The results of our prior analysis suggested that there was little difference between experts and non-experts in terms of predictive accuracy. There were suggestions, though, that predictions published by self-selected experts would be different from those elicited from less selected groups, e.g. surveys at conferences.

We have no real data to confirm this, but a single datapoint suggests the idea might be worth taking seriously. Michie conducted an opinion poll of experts working in or around AI in 1973. The various experts predicted adult-level human AI in:

  • 5 years: 0 experts
  • 10 years: 1 expert
  • 20 years: 16 experts
  • 50 years: 20 experts
  • More than 50 years: 26 experts

On a quick visual inspection, these results look quite different from the distribution in the rest of the database giving a much more pessimistic prediction than the more self-selected experts:


But that could be an artifact from the way that the graph on page 12 breaks the predictions down to 5 year intervals while Michie breaks them down into intervals of 10, 20, 50, and 50+ years.

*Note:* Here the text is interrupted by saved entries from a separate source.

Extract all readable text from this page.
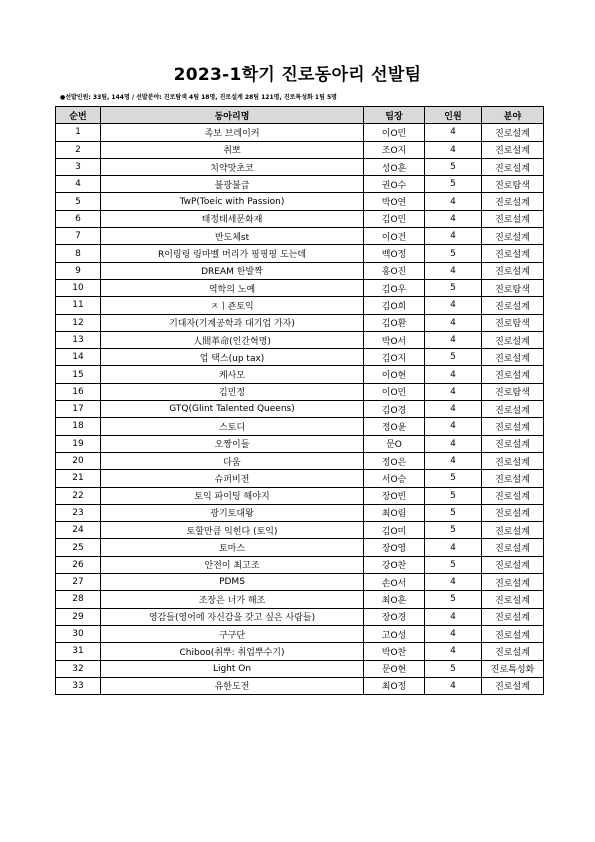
2023-1학기 진로동아리 선발팀
●선발인원: 33팀, 144명 / 선발분야: 진로탐색 4팀 18명, 진로설계 28팀 121명, 진로특성화 1팀 5명
순번	동아리명	팀장	인원	분야
1	족보 브레이커	이O민	4	진로설계
2	취뽀	조O지	4	진로설계
3	치약맛초코	성O훈	5	진로설계
4	불광불급	권O수	5	진로탐색
5	TwP(Toeic with Passion)	박O연	4	진로설계
6	태정태세문화재	김O민	4	진로설계
7	반도체st	이O건	4	진로설계
8	R이링링 링마벨 머리가 핑핑핑 도는데	백O정	5	진로설계
9	DREAM 한발짝	홍O진	4	진로설계
10	역학의 노예	김O우	5	진로탐색
11	ㅈㅣ죤토익	김O희	4	진로설계
12	기대자(기계공학과 대기업 가자)	김O환	4	진로탐색
13	人間革命(인간혁명)	박O서	4	진로설계
14	업 택스(up tax)	김O지	5	진로설계
15	케사모	이O현	4	진로설계
16	김민정	이O민	4	진로탐색
17	GTQ(Glint Talented Queens)	김O경	4	진로설계
18	스토디	정O윤	4	진로설계
19	오짱이들	문O	4	진로설계
20	다움	정O은	4	진로설계
21	슈퍼비전	서O승	5	진로설계
22	토익 파이팅 해야지	장O빈	5	진로설계
23	광기토대왕	최O림	5	진로설계
24	토할만큼 익힌다 (토익)	김O미	5	진로설계
25	토마스	장O영	4	진로설계
26	안전이 최고조	강O찬	5	진로설계
27	PDMS	손O서	4	진로설계
28	조장은 너가 해조	최O훈	5	진로설계
29	영감들(영어에 자신감을 갖고 싶은 사람들)	장O경	4	진로설계
30	구구단	고O성	4	진로설계
31	Chiboo(취뿌: 취업뿌수기)	박O찬	4	진로설계
32	Light On	문O현	5	진로특성화
33	유한도전	최O정	4	진로설계
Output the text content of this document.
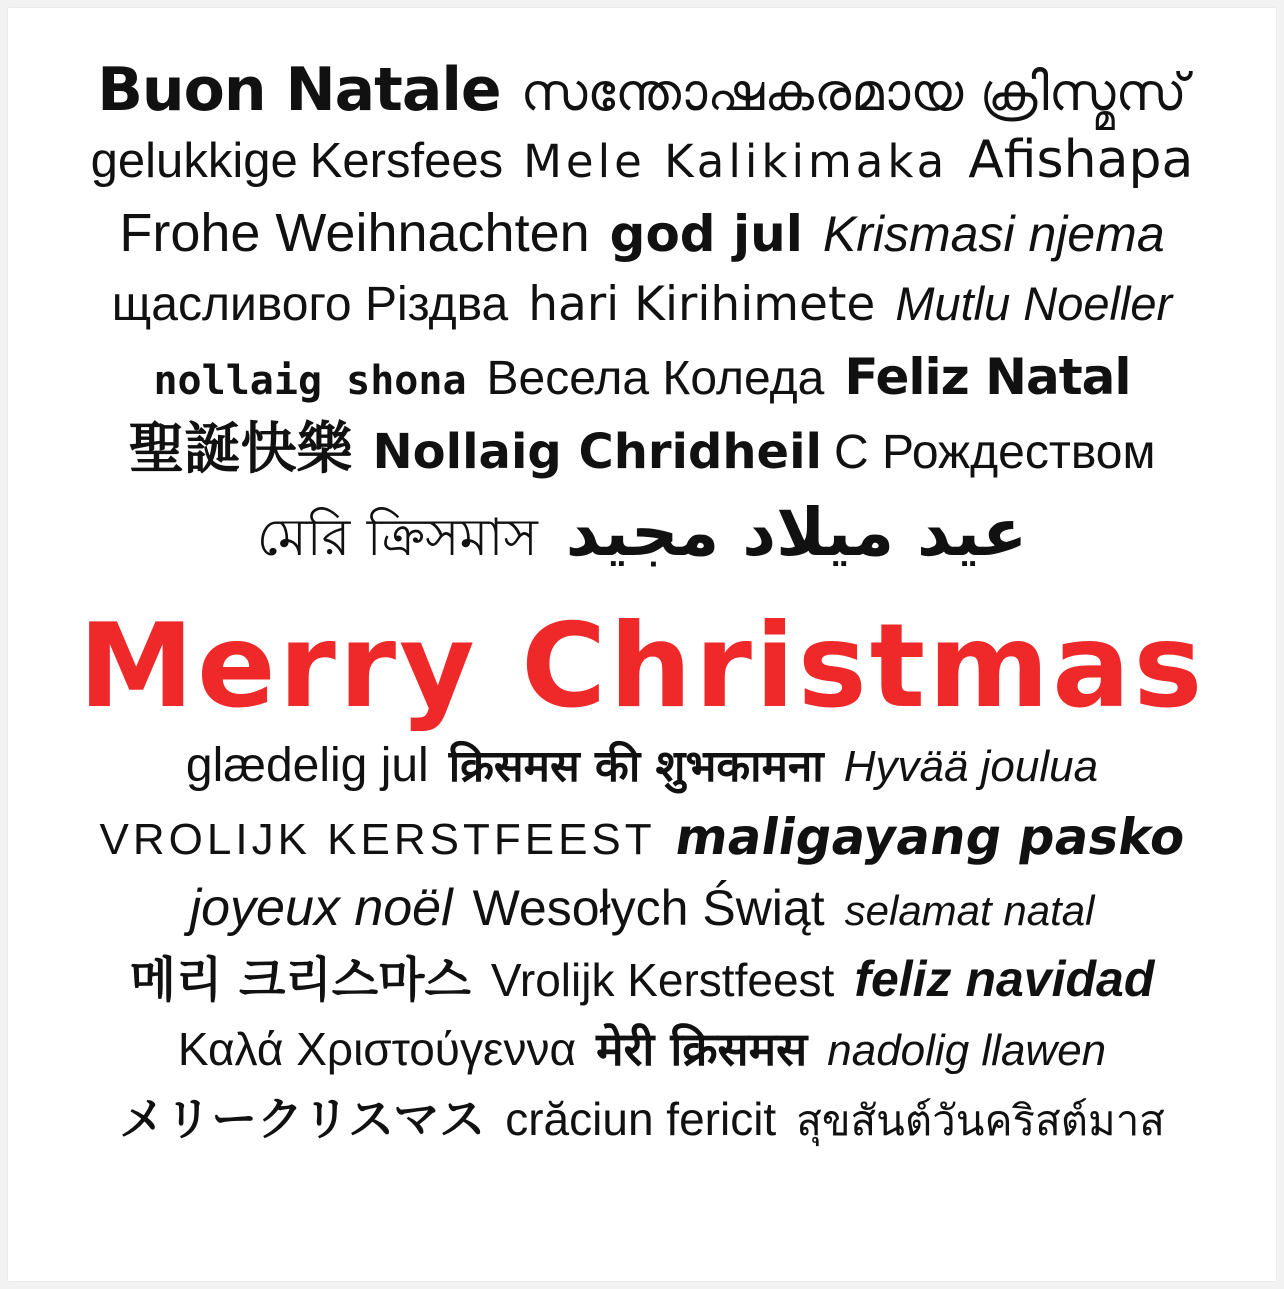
Buon Natale സന്തോഷകരമായ ക്രിസ്മസ്
gelukkige Kersfees Mele Kalikimaka Afishapa
Frohe Weihnachten god jul Krismasi njema
щасливого Різдва hari Kirihimete Mutlu Noeller
nollaig shona Весела Коледа Feliz Natal
聖誕快樂 Nollaig Chridheil С Рождеством
মেরি ক্রিসমাস عيد ميلاد مجيد
Merry Christmas
glædelig jul क्रिसमस की शुभकामना Hyvää joulua
VROLIJK KERSTFEEST maligayang pasko
joyeux noël Wesołych Świąt selamat natal
메리 크리스마스 Vrolijk Kerstfeest feliz navidad
Καλά Χριστούγεννα मेरी क्रिसमस nadolig llawen
メリークリスマス crăciun fericit สุขสันต์วันคริสต์มาส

Yet there seems to remain a clear difference once we group the predictions in a similar way [1]:

This provides some support for the argument that "the mainstream of expert opinion is reliably more pessimistic than the self-selected predictions that we keep hearing about".

[1] Assigning each prediction to the closest category, so predictions of <7½ get assigned to 5, 7½<=X<15 get assigned to 10, 15<=X<35 get assigned to 20, 35<=X<50 get assigned to 50, and 50< get assigned to over fifty.